Here are some pros and cons to other car-buying strategies:

Buying programs

Who is one of the top sellers of vehicles in the U.S.? Try Costco.

The company connects members with a network of participating dealerships that offer money-saving deals on new and used vehicles. About 3,000 dealerships are in Costco’s program.

Sam’s Club, AAA and others also offer auto buying services as a perk to members. They all work essentially the same way, with online tools to streamline the shopping process. The key advantage — these services take the haggling out of the equation.

With Costco, for example, members plug their preferred new or used vehicle into the directory, including make, model and model year, and local participating dealers come back with offers. Costco says members save an average of $1,000 on a typical transaction.

If buying used, those cars must have undergone a thorough inspection, with necessary repairs.

Downsides? Membership comes at a price, though not steep: $60 at Costco, and $45 at Sam’s Club, for example. The dealers with the best deals may not be the most convenient, and keep in mind you will only see cars offered by participating dealers —in other words, not all the cars that fit your criteria.


With Hertz trying to sell thousands of cars at huge discounts, now might be a good time to kick the tires at rental car companies.

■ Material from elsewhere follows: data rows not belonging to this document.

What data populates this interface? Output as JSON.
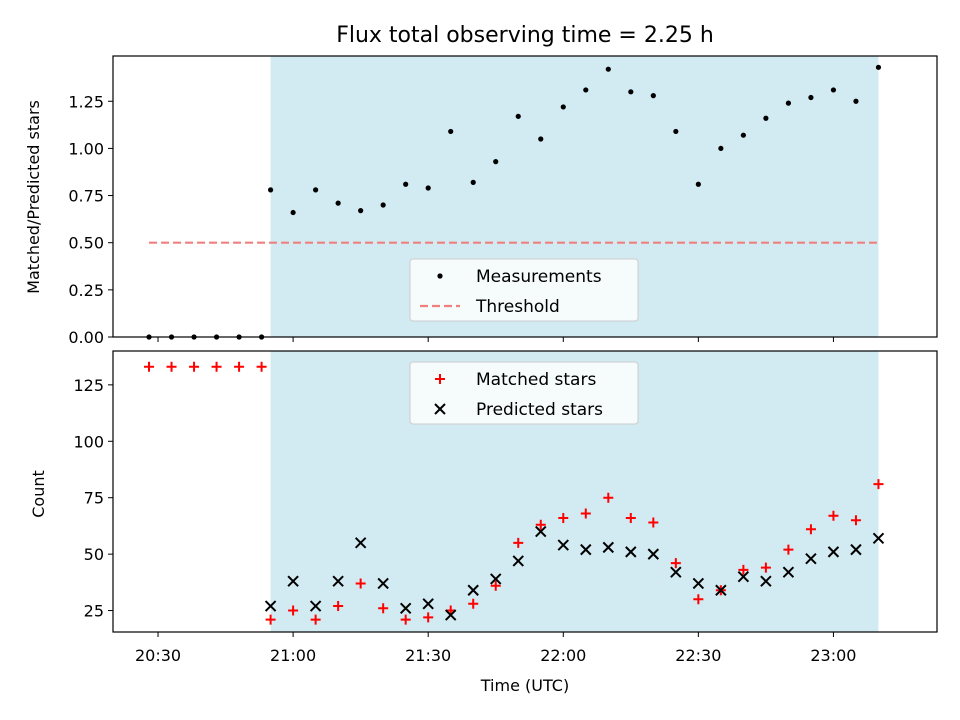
{
  "chart_data": [
    {
      "type": "scatter",
      "title": "Flux total observing time = 2.25 h",
      "xlabel": "",
      "ylabel": "Matched/Predicted stars",
      "ylim": [
        0,
        1.49
      ],
      "yticks": [
        0.0,
        0.25,
        0.5,
        0.75,
        1.0,
        1.25
      ],
      "ytick_labels": [
        "0.00",
        "0.25",
        "0.50",
        "0.75",
        "1.00",
        "1.25"
      ],
      "xlim": [
        "20:20",
        "23:23"
      ],
      "grid": false,
      "legend_position": "lower-center",
      "shaded_region": {
        "x": [
          "20:55",
          "23:10"
        ],
        "color": "#add8e6"
      },
      "series": [
        {
          "name": "Measurements",
          "marker": "dot",
          "color": "#000000",
          "x": [
            "20:28",
            "20:33",
            "20:38",
            "20:43",
            "20:48",
            "20:53",
            "20:55",
            "21:00",
            "21:05",
            "21:10",
            "21:15",
            "21:20",
            "21:25",
            "21:30",
            "21:35",
            "21:40",
            "21:45",
            "21:50",
            "21:55",
            "22:00",
            "22:05",
            "22:10",
            "22:15",
            "22:20",
            "22:25",
            "22:30",
            "22:35",
            "22:40",
            "22:45",
            "22:50",
            "22:55",
            "23:00",
            "23:05",
            "23:10"
          ],
          "y": [
            0,
            0,
            0,
            0,
            0,
            0,
            0.78,
            0.66,
            0.78,
            0.71,
            0.67,
            0.7,
            0.81,
            0.79,
            1.09,
            0.82,
            0.93,
            1.17,
            1.05,
            1.22,
            1.31,
            1.42,
            1.3,
            1.28,
            1.09,
            0.81,
            1.0,
            1.07,
            1.16,
            1.24,
            1.27,
            1.31,
            1.25,
            1.43
          ]
        },
        {
          "name": "Threshold",
          "style": "dashed-line",
          "color": "#f08080",
          "x": [
            "20:28",
            "23:10"
          ],
          "y": [
            0.5,
            0.5
          ]
        }
      ]
    },
    {
      "type": "scatter",
      "title": "",
      "xlabel": "Time (UTC)",
      "ylabel": "Count",
      "ylim": [
        15.5,
        140
      ],
      "yticks": [
        25,
        50,
        75,
        100,
        125
      ],
      "ytick_labels": [
        "25",
        "50",
        "75",
        "100",
        "125"
      ],
      "xlim": [
        "20:20",
        "23:23"
      ],
      "xticks": [
        "20:30",
        "21:00",
        "21:30",
        "22:00",
        "22:30",
        "23:00"
      ],
      "xtick_labels": [
        "20:30",
        "21:00",
        "21:30",
        "22:00",
        "22:30",
        "23:00"
      ],
      "grid": false,
      "legend_position": "upper-center",
      "shaded_region": {
        "x": [
          "20:55",
          "23:10"
        ],
        "color": "#add8e6"
      },
      "series": [
        {
          "name": "Matched stars",
          "marker": "plus",
          "color": "#ff0000",
          "x": [
            "20:28",
            "20:33",
            "20:38",
            "20:43",
            "20:48",
            "20:53",
            "20:55",
            "21:00",
            "21:05",
            "21:10",
            "21:15",
            "21:20",
            "21:25",
            "21:30",
            "21:35",
            "21:40",
            "21:45",
            "21:50",
            "21:55",
            "22:00",
            "22:05",
            "22:10",
            "22:15",
            "22:20",
            "22:25",
            "22:30",
            "22:35",
            "22:40",
            "22:45",
            "22:50",
            "22:55",
            "23:00",
            "23:05",
            "23:10"
          ],
          "y": [
            133,
            133,
            133,
            133,
            133,
            133,
            21,
            25,
            21,
            27,
            37,
            26,
            21,
            22,
            25,
            28,
            36,
            55,
            63,
            66,
            68,
            75,
            66,
            64,
            46,
            30,
            34,
            43,
            44,
            52,
            61,
            67,
            65,
            81
          ]
        },
        {
          "name": "Predicted stars",
          "marker": "x",
          "color": "#000000",
          "x": [
            "20:55",
            "21:00",
            "21:05",
            "21:10",
            "21:15",
            "21:20",
            "21:25",
            "21:30",
            "21:35",
            "21:40",
            "21:45",
            "21:50",
            "21:55",
            "22:00",
            "22:05",
            "22:10",
            "22:15",
            "22:20",
            "22:25",
            "22:30",
            "22:35",
            "22:40",
            "22:45",
            "22:50",
            "22:55",
            "23:00",
            "23:05",
            "23:10"
          ],
          "y": [
            27,
            38,
            27,
            38,
            55,
            37,
            26,
            28,
            23,
            34,
            39,
            47,
            60,
            54,
            52,
            53,
            51,
            50,
            42,
            37,
            34,
            40,
            38,
            42,
            48,
            51,
            52,
            57
          ]
        }
      ]
    }
  ]
}
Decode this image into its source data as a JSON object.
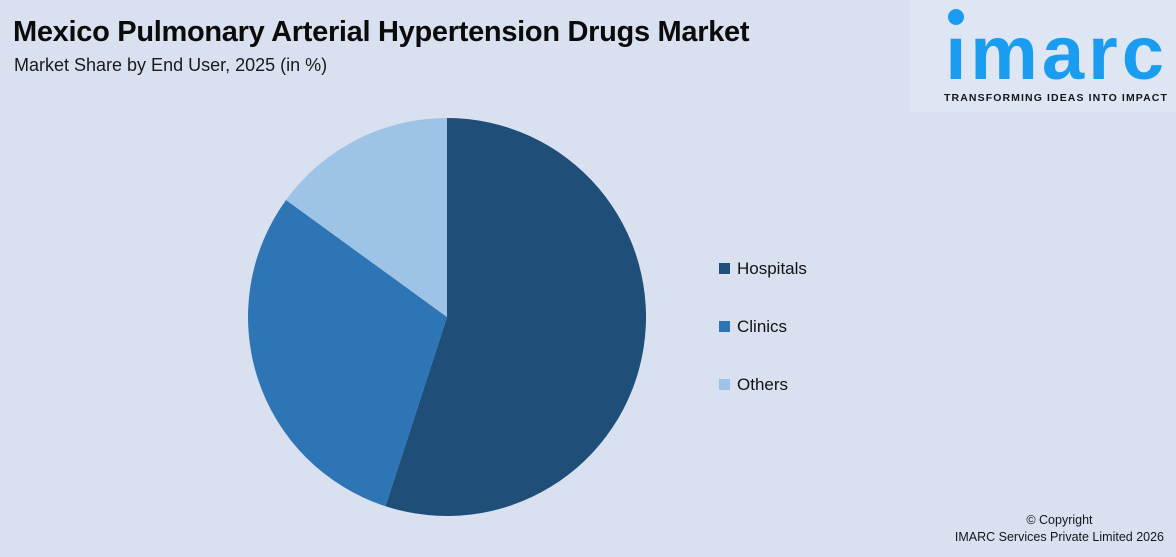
{
  "header": {
    "title": "Mexico Pulmonary Arterial Hypertension Drugs Market",
    "subtitle": "Market Share by End User, 2025 (in %)"
  },
  "logo": {
    "wordmark": "imarc",
    "tagline": "TRANSFORMING IDEAS INTO IMPACT",
    "brand_color": "#1A9CF0",
    "tagline_color": "#15151C"
  },
  "chart_data": {
    "type": "pie",
    "title": "Mexico Pulmonary Arterial Hypertension Drugs Market",
    "subtitle": "Market Share by End User, 2025 (in %)",
    "unit": "%",
    "year": "2025",
    "labels": [
      "Hospitals",
      "Clinics",
      "Others"
    ],
    "values": [
      55,
      30,
      15
    ],
    "colors": [
      "#1F4E79",
      "#2E75B6",
      "#9DC3E6"
    ],
    "start_angle_deg": 0,
    "direction": "clockwise",
    "legend_position": "right",
    "data_labels_shown": false
  },
  "footer": {
    "copyright_line1": "© Copyright",
    "copyright_line2": "IMARC Services Private Limited 2026"
  },
  "colors": {
    "background": "#D9E1F0",
    "logo_panel": "#DFE6F3",
    "title_text": "#0B0B0B"
  }
}
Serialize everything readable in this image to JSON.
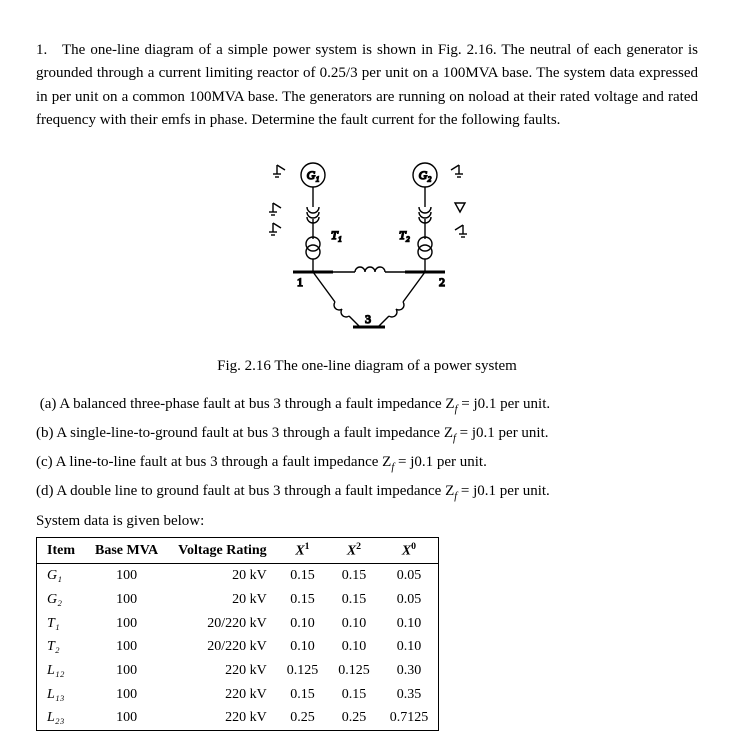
{
  "question": {
    "number": "1.",
    "intro": "The one-line diagram of a simple power system is shown in Fig. 2.16. The neutral of each generator is grounded through a current limiting reactor of 0.25/3 per unit on a 100MVA base. The system data expressed in per unit on a common 100MVA base. The generators are running on noload at their rated voltage and rated frequency with their emfs in phase. Determine the fault current for the following faults."
  },
  "figure": {
    "caption": "Fig. 2.16 The one-line diagram of a power system",
    "labels": {
      "g1": "G₁",
      "g2": "G₂",
      "t1": "T₁",
      "t2": "T₂",
      "b1": "1",
      "b2": "2",
      "b3": "3"
    },
    "stroke": "#000000",
    "fill": "none"
  },
  "subparts": {
    "a": "(a) A balanced three-phase fault at bus 3 through a fault impedance Z",
    "a_sub": "f",
    "a_tail": " = j0.1 per unit.",
    "b": "(b) A single-line-to-ground fault at bus 3 through a fault impedance Z",
    "c": "(c) A line-to-line fault at bus 3 through a fault impedance Z",
    "d": "(d) A double line to ground fault at bus 3 through a fault impedance Z",
    "tail_label": "System data is given below:"
  },
  "table": {
    "headers": [
      "Item",
      "Base MVA",
      "Voltage Rating",
      "X¹",
      "X²",
      "X⁰"
    ],
    "rows": [
      {
        "item": "G₁",
        "mva": "100",
        "vr": "20 kV",
        "x1": "0.15",
        "x2": "0.15",
        "x0": "0.05"
      },
      {
        "item": "G₂",
        "mva": "100",
        "vr": "20 kV",
        "x1": "0.15",
        "x2": "0.15",
        "x0": "0.05"
      },
      {
        "item": "T₁",
        "mva": "100",
        "vr": "20/220 kV",
        "x1": "0.10",
        "x2": "0.10",
        "x0": "0.10"
      },
      {
        "item": "T₂",
        "mva": "100",
        "vr": "20/220 kV",
        "x1": "0.10",
        "x2": "0.10",
        "x0": "0.10"
      },
      {
        "item": "L₁₂",
        "mva": "100",
        "vr": "220 kV",
        "x1": "0.125",
        "x2": "0.125",
        "x0": "0.30"
      },
      {
        "item": "L₁₃",
        "mva": "100",
        "vr": "220 kV",
        "x1": "0.15",
        "x2": "0.15",
        "x0": "0.35"
      },
      {
        "item": "L₂₃",
        "mva": "100",
        "vr": "220 kV",
        "x1": "0.25",
        "x2": "0.25",
        "x0": "0.7125"
      }
    ]
  }
}
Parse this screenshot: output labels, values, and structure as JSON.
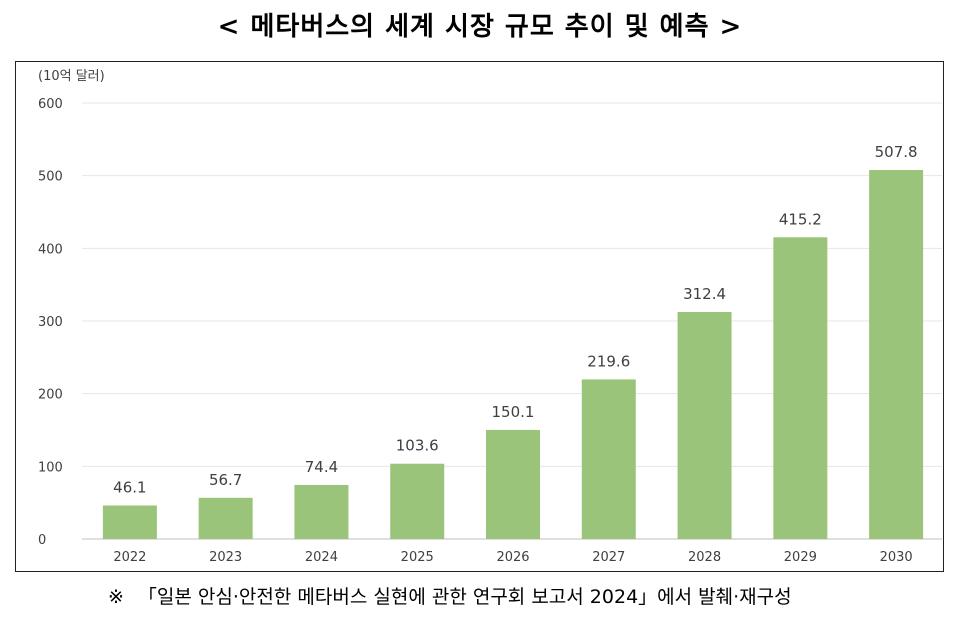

Pay attention to the number of miles on a vehicle. Experts say aim for a car with no more than 15,000 miles. Where those miles occur is key; rental cars are often driven on long trips over highways. It makes sense — driving on smoother highways generally means much less wear and tear than stop-and-go city traffic.


While online auctions will sometimes turn up sweet deals, experts recommend shopping at brick-and-mortar auctions in your area. According to NerdWallet, vehicles usually sell for trade-in value which can be much cheaper than the sticker price at a dealership.

Some auctions are strictly for brokers who are affiliated with dealerships. Brokers, however, build their fee into the price, plus there could be shipping costs if the vehicle is coming from afar.

An alternative: Look for public auctions that don’t require a dealer license. In some cases, you may have to pay a fee to bid.

Experts recommend observing the action several times to get a grasp of the rapid-fire process. If you’re friends with an auto mechanic or a car buff, invite them along.

But beware, you may not get much time to inspect the vehicle you’re interested in, and if you are successful, a deposit is required on the spot and full payment is generally due in 24 hours.